Wednesday, April 19, 2006

Keane

Lodge Kerrigan, USA, 2004
Three and a half stars

This film is a very interesting and risky experiment that thankfully works quite well. I suppose it has been done before somewhere by someone, but I myself have not seen very many art films that focus entirely on one man to the extent that, for perhaps the majority of the film, his head and shoulders fill up most of the frame! This character has lost his daughter and, to put it lightly, isn’t dealing with loss very well, and director Lodge Kerrigan creates a really wrenching effect by preventing you from looking away from this guy. Just as importantly, actor Damian Lewis is clearly up to the challenge of having to be the entire movie (although his child co-star is quite good too). Plot developments come as a surprise, but for the most part I wasn’t sitting there waiting for them, I was engrossed in the character’s seemingly aimless trajectory through his own misery.

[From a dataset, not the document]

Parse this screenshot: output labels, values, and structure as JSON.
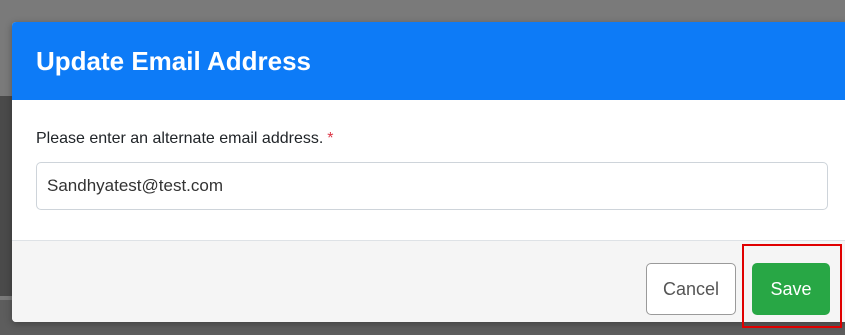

I think there are limits to how far this kind of filmmaking can go (by which I mean, I wouldn’t want to watch too many films like this), but I was generally more receptive to this than I expected, although my mind did wander at times. The end, however, is perfectly calibrated in tone and sentiment, which was almost surprising considering that films like this tend to have very unsatisfying endings (although it would be misleading to say I was “satisfied” in the traditional sense).